The pandemic forced policymakers to adjust some of their restrictive policies. CON and SOP laws were suspended in many states, which gave states more flexibility to deal with Covid-19 and empowered skilled nurses to provide much needed help when cases spiked. It is unfortunate that it took a pandemic to get policymakers to make these common-sense changes.
Telemedicine rules that prevented patients from seeing doctors remotely via video were also relaxed during the pandemic. Fears that this would compromise care were unfounded: New research shows that the relaxation of telemedicine regulations led to lower costs without diminishing the quality of care.
The video technology that makes telemedicine possible has been widely available for more than a decade, yet again it took a generational pandemic to get policymakers to act. This is the kind of policy sclerosis that keeps costs high and prevents much needed innovation.
FDA reform would help, too. FDA approval for drugs and medical devices often costs tens of millions of dollars and can take years to complete. These costs must be recovered via higher prices for new drugs or devices to make financial sense.
The FDA approval process is also fraught with uncertainty, which reduces the incentive to experiment with new technologies. It is faster and cheaper to get products approved by the FDA that are similar to current products than it is to get truly novel products approved. This incentivizes innovators to make small improvements rather than truly disruptive advances, and Americans’ health suffers as a result.

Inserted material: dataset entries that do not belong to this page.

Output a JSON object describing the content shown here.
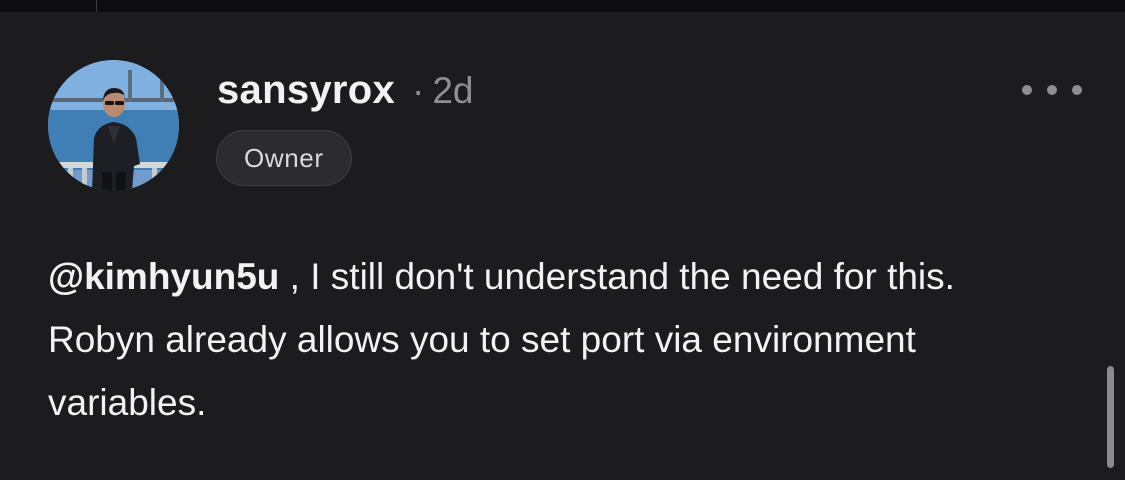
{
  "comment": {
    "author": "sansyrox",
    "separator": "·",
    "age": "2d",
    "role_badge": "Owner",
    "mention": "@kimhyun5u",
    "text_after_mention": " , I still don't understand the need for this. Robyn already allows you to set port via environment variables."
  },
  "icons": {
    "more": "more-horizontal-icon"
  },
  "colors": {
    "background": "#1c1c1f",
    "text": "#f2f2f4",
    "muted": "#8e8e93",
    "badge_bg": "#2c2c30"
  }
}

In January of 2021, economist Mark Perry of the American Enterprise Institute published a chart (shown below) that shows how the prices of different goods and services changed over time. The prices of goods and services in red increased faster than inflation while those in blue increased more slowly or even fell in price due to productivity increases that lowered costs.
Regarding the economy, the most important question to answer is how can we get the prices of the goods and services in red to mimic those in blue? Or in other words, how can we get more innovation and productivity growth in housing, higher education, and health care?
Nothing in the proposed infrastructure plan or the $3.5 trillion budget reconciliation package will do it. All these proposals do is throw more taxpayer money at the problems: More subsidies to higher education that undermine competition and get captured by universities via tuition and fee increases; more subsidies and government regulations in health care that keep costs high and slow innovation (hello FDA); and more federal intervention into infrastructure planning and construction that reduces the flexibility of local governments and the private sector, which together own and operate 97% of all infrastructure and are more familiar with the infrastructure needs of communities than lawmakers in Washington.
Neither proposal strengthens people’s incentives to innovate, either. In fact, if Senator Bernie Sanders gets his way the incentive to innovate will be reduced via higher taxes on investment and corporate earnings. It is tempting to think that higher taxes on the rich and corporations do not affect the rest of us, but research shows that higher corporate taxes affect us all by reducing wages and investment while increasing prices. Despite Senator Sanders’s claim, we cannot tax our way to productivity increases that lower prices.
To really drive prices down we need more productivity growth. To get more productivity growth we need to reduce government red-tape, create a simpler and more stable tax code with broader bases and lower rates, increase international trade, and foster a level economic playing field that precludes public officials from picking winners and losers.
Widespread and prolonged inflation seems unlikely right now, but the high prices caused by government policies will remain until we unshackle our innovators.